BY MATT TROUTMAN email@example.com
Traverse City Record-Eagle
---- — TRAVERSE CITY — Edward and Sally Kavanaugh planned to spend their retirement hunting and fishing in Ontario’s forests and streams.
The Traverse City couple bought property near Thessalon and completed the long process to establish their Ontario residency. But now they’re nixing their plans and leaving Canada for good after running afoul of its hunting laws.
Turns out Ontario may consider them residents, but its Ministry of Natural Resources does not. The difference is expensive — on Oct. 10, an Ontario justice fined them a total of 2,800 Canadian dollars ($2,680) after they pleaded guilty to making false statements on applications for resident hunting and fishing license applications.
“We thought we were totally legal,” Sally Kavanaugh said.
In November 2012, Ontario conservation officers on patrol saw Edward Kavanaugh driving a pickup truck with a Michigan license plate while on a hunt for white-tailed deer. He had resident hunting and fishing licenses -- and his wife had a resident fishing license -- but investigation showed their Ontario residency didn’t meet requirements under the Fish and Wildlife Conservation Act.
Ontario Ministry of Natural Resources spokesman Roch Delorme said the Kavanaughs’ primary residence had to be in Ontario for six months in order apply for a resident hunting or fishing license.
“They can be Canadian citizens and not fall under the definition in the Conservation Act,” Delorme said.
Edward Kavanaugh, 66, was charged with making a false statement, unlawfully possessing void licenses and possessing illegally killed wildlife. Sally Kavanaugh, 53, who also was charged with making a false statement, said the charges were a surprise because she thought they “did everything by the book.”
“The bad part is the MNR and the lawyers say you have to know the law; they sold us the hunting and fishing licenses,” she said.
Ontario non-resident hunting licenses are considerably more expensive than those for residents. A hunting tag for black bear costs CA$47.30 while a non-resident tag costs CA$235.96, according to the Ministry of Natural Resources website. The conservation officers also seized a bear hide, bear meat, grouse and fish from the Kavanaughs.
Dan Doherty, owner of Jack’s Sport Shop in Kalkaska, said in 30 years of business he’s seen more and more hunters shy away from crossing the border because of higher costs and stricter gun laws. He suggests Michiganders planning hunting trips to Canada should consult with hunters experienced with the ins and outs of the country’s laws.

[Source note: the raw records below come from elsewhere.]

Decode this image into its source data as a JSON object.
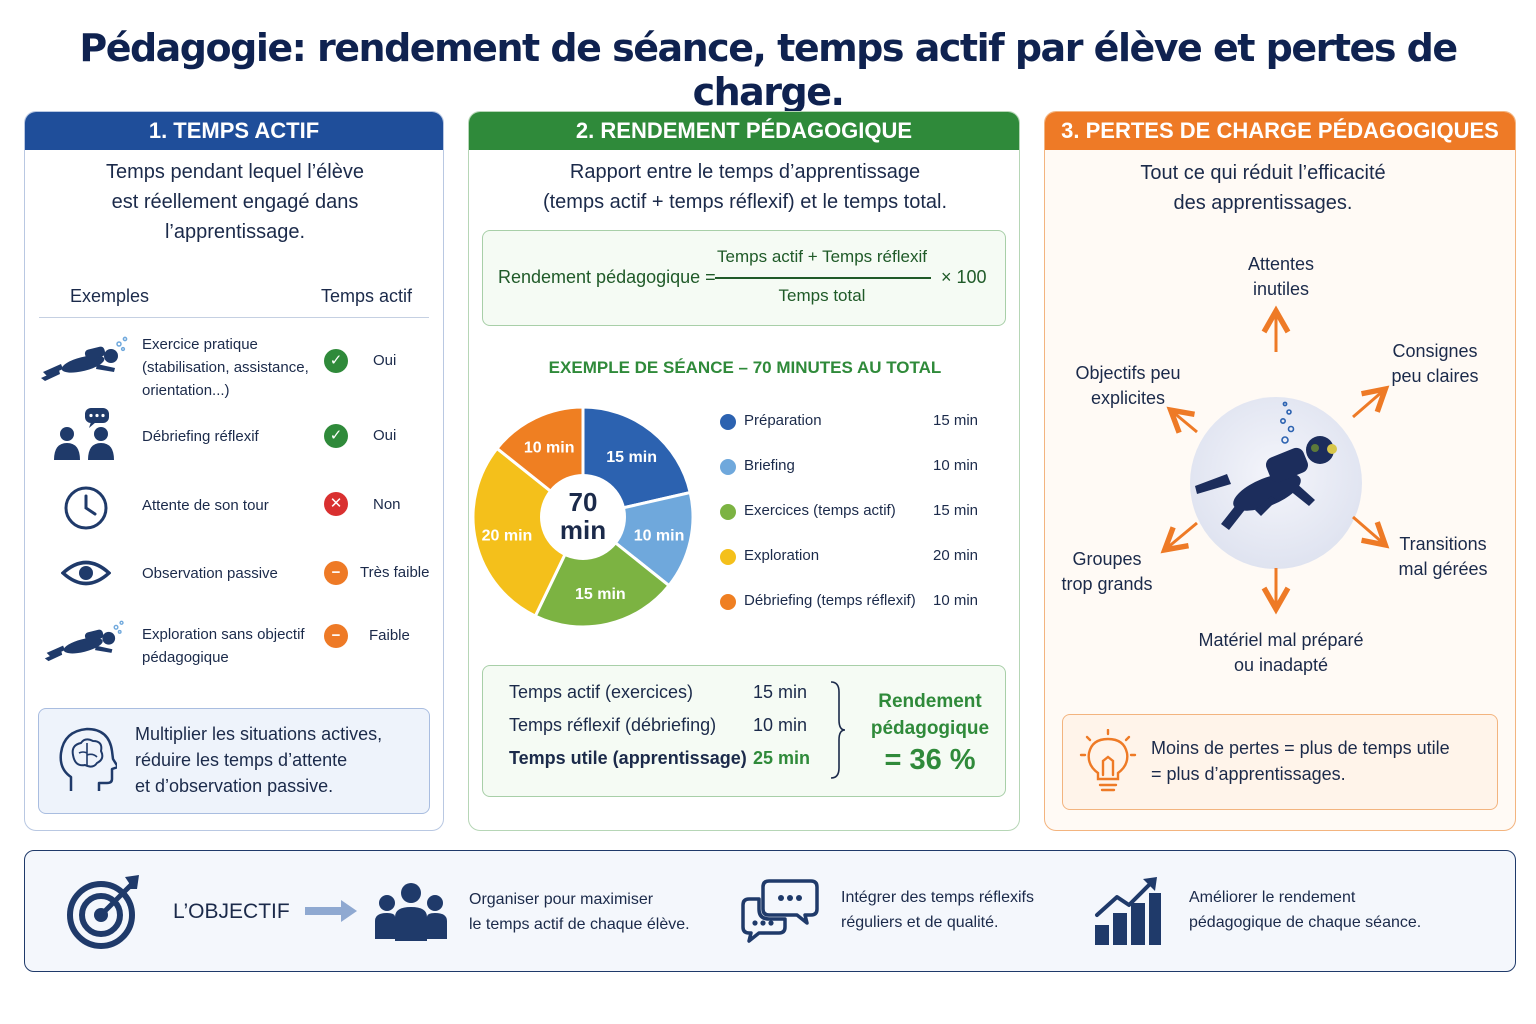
{
  "title": "Pédagogie: rendement de séance, temps actif par élève et pertes de charge.",
  "colors": {
    "navy": "#1f4e9a",
    "green": "#2f8a3a",
    "orange": "#ee7a26"
  },
  "panel1": {
    "heading": "1. TEMPS ACTIF",
    "desc": [
      "Temps pendant lequel l’élève",
      "est réellement engagé dans",
      "l’apprentissage."
    ],
    "col_examples": "Exemples",
    "col_active": "Temps actif",
    "rows": [
      {
        "icon": "diver-icon",
        "lines": [
          "Exercice pratique",
          "(stabilisation, assistance,",
          "orientation...)"
        ],
        "status": "Oui",
        "status_icon": "check-icon"
      },
      {
        "icon": "discussion-icon",
        "lines": [
          "Débriefing réflexif"
        ],
        "status": "Oui",
        "status_icon": "check-icon"
      },
      {
        "icon": "clock-icon",
        "lines": [
          "Attente de son tour"
        ],
        "status": "Non",
        "status_icon": "cross-icon"
      },
      {
        "icon": "eye-icon",
        "lines": [
          "Observation passive"
        ],
        "status": "Très faible",
        "status_icon": "minus-icon"
      },
      {
        "icon": "diver-icon",
        "lines": [
          "Exploration sans objectif",
          "pédagogique"
        ],
        "status": "Faible",
        "status_icon": "minus-icon"
      }
    ],
    "tip": [
      "Multiplier les situations actives,",
      "réduire les temps d’attente",
      "et d’observation passive."
    ]
  },
  "panel2": {
    "heading": "2. RENDEMENT PÉDAGOGIQUE",
    "desc": [
      "Rapport entre le temps d’apprentissage",
      "(temps actif + temps réflexif) et le temps total."
    ],
    "formula": {
      "label": "Rendement pédagogique =",
      "numerator": "Temps actif + Temps réflexif",
      "denominator": "Temps total",
      "factor": "× 100"
    },
    "example_title": "EXEMPLE DE SÉANCE – 70 MINUTES AU TOTAL",
    "summary": [
      {
        "label": "Temps actif (exercices)",
        "value": "15 min"
      },
      {
        "label": "Temps réflexif (débriefing)",
        "value": "10 min"
      },
      {
        "label": "Temps utile (apprentissage)",
        "value": "25 min"
      }
    ],
    "result": {
      "line1": "Rendement",
      "line2": "pédagogique",
      "value": "= 36 %"
    }
  },
  "chart_data": {
    "type": "pie",
    "center_value": "70",
    "center_unit": "min",
    "slices": [
      {
        "label": "Préparation",
        "value": 15,
        "display": "15 min",
        "color": "#2c62b0"
      },
      {
        "label": "Briefing",
        "value": 10,
        "display": "10 min",
        "color": "#6fa8dc"
      },
      {
        "label": "Exercices (temps actif)",
        "value": 15,
        "display": "15 min",
        "color": "#7cb342"
      },
      {
        "label": "Exploration",
        "value": 20,
        "display": "20 min",
        "color": "#f4c01b"
      },
      {
        "label": "Débriefing (temps réflexif)",
        "value": 10,
        "display": "10 min",
        "color": "#ef7f22"
      }
    ],
    "legend_placement": "right"
  },
  "panel3": {
    "heading": "3. PERTES DE CHARGE PÉDAGOGIQUES",
    "desc": [
      "Tout ce qui réduit l’efficacité",
      "des apprentissages."
    ],
    "causes": {
      "top": [
        "Attentes",
        "inutiles"
      ],
      "top_right": [
        "Consignes",
        "peu claires"
      ],
      "right": [
        "Transitions",
        "mal gérées"
      ],
      "bottom": [
        "Matériel mal préparé",
        "ou inadapté"
      ],
      "left": [
        "Groupes",
        "trop grands"
      ],
      "top_left": [
        "Objectifs peu",
        "explicites"
      ]
    },
    "tip": [
      "Moins de pertes = plus de temps utile",
      "= plus d’apprentissages."
    ]
  },
  "bottom": {
    "objective": "L’OBJECTIF",
    "items": [
      {
        "icon": "group-icon",
        "lines": [
          "Organiser pour maximiser",
          "le temps actif de chaque élève."
        ]
      },
      {
        "icon": "chat-icon",
        "lines": [
          "Intégrer des temps réflexifs",
          "réguliers et de qualité."
        ]
      },
      {
        "icon": "growth-chart-icon",
        "lines": [
          "Améliorer le rendement",
          "pédagogique de chaque séance."
        ]
      }
    ]
  }
}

“It’s not friendly to non-residents at all,” he said.
The Kavanaughs pleaded guilty to avoid a long court proceeding and were banned from hunting in Ontario for four months in addition to their fines, fees and court costs. Sally Kavanaugh said after the experience they’re swapping their Canadian retirement plans for something closer to Michigan.
“We paid our fines that day,” she said. “We just wanted to get it over with and we’re selling our (property) as quick as we can.”